FIG. 7 is a perspective view of an optical fiber cable overhead installation embodying the features of the present invention.

[Explanation of symbols]

 DESCRIPTION OF SYMBOLS 10 Storage device 11 Cable 12 Cable slack 13 Bracket 13a, 13b Male and female amphoteric parts 14 Attachment means 16 Messenger 17 Utility column 18 Groove means 18a Arc-shaped portion 18b, 18c Linear portion 19 Bottom 21, 22 Side wall 23 Supporting cross member 23a, 23b Crossing member 24, 26 End 27a, 27b Centerline member 29, 32, 33 Bolt hole 34, 36, 37 Bolt hole

Claims (6)

[Claims] 1. A cable for use in overhead installation of cables on utility poles or other support structures, wherein a predetermined excess length of cable slack is stored in the air and is generally included as part of the initial cable installation. A variable cable storage device maintained as a flat loop, comprising: (a) a bracket; and (b) a periphery of an outer periphery of the bracket to accommodate and guide a portion of a predetermined length of cable slack. And has an arcuate portion and two converging straight portions that guide the portion of the cable slack from the arcuate portion toward the arcuate portion. A variable cable housing comprising: (c) means adapted to selectively adjust the diameter of the arcuate portion to accommodate various cable bend radii. apparatus. 2. The variable cable storage device according to claim 1, wherein the bracket is formed from two opposing separate genders, the genders being relative to a longitudinal centerline of the bracket. A variable cable storage device characterized by being substantially symmetrical. 3. The variable cable storage device according to claim 1, further comprising at least one attachment means for fixing the bracket to the messenger in the air. 4. The cable is used for overhead installation on a utility pole or other support structure, and a cable slack of a predetermined excess length is stored in the air to be generally used as part of the initial cable installation. A variable cable storage device maintained as a flat hoop, comprising: (a) a bracket having first and second ends; and (b) an outer periphery of the bracket to form a substantially flat hoop.
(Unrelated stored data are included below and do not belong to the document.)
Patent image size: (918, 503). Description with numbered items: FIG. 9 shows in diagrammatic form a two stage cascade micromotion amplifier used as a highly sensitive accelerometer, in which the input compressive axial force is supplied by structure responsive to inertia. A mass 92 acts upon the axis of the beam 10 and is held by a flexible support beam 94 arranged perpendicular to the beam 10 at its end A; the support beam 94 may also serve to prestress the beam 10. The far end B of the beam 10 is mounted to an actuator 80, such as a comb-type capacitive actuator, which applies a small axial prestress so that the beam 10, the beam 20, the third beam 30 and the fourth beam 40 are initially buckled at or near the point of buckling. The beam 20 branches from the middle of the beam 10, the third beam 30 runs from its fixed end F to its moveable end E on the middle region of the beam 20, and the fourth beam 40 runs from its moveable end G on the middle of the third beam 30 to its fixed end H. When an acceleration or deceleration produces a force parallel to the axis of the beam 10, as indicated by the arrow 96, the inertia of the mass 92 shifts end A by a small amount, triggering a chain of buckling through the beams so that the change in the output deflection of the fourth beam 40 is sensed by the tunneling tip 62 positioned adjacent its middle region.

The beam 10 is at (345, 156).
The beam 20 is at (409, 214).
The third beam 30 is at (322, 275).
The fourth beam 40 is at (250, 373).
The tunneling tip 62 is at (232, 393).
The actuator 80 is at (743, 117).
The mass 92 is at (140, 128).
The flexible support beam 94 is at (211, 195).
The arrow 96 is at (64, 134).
Groove means positioned around the periphery of the portion, the groove means having a bottom surface, opposing side walls extending away from the bottom surface, an open top, and a predetermined excess (D) the groove means defines a generally arcuate portion extending around the first end of the bracket. , Said storage part of cable slack (E) the groove means also defines straight sections on both sides of the bracket, the straight sections extending from the end of the arc to the second end. Towards the cable
Adapted to store another portion of the slack between the arcuate portion and the second end, and (f) further comprising the first and second ends of the bracket substantially along a longitudinal centerline. And (g) a support cross member extending across the end of the arcuate portion, the support cross member adapted to accommodate the bending radius of the various cables. A variable cable storage device, further comprising adjusting means for adjusting the diameter of the arc-shaped portion. 5. A variable cable storage device as claimed in claim 4, wherein the bracket is formed from two opposing separate genders, the genders being relative to the longitudinal centerline of the bracket. Generally symmetrical,
A variable cable enclosure, wherein each gender component includes a separate member that cooperates when the components are mated to form a support cross member. 6. The variable cable storage device according to claim 5, wherein the adjusting means includes a row of bolt holes passing through each member of the opposed component, wherein the bolt holes are
A variable cable storage device that is selectively aligned to adjust the diameter of the arcuate portion.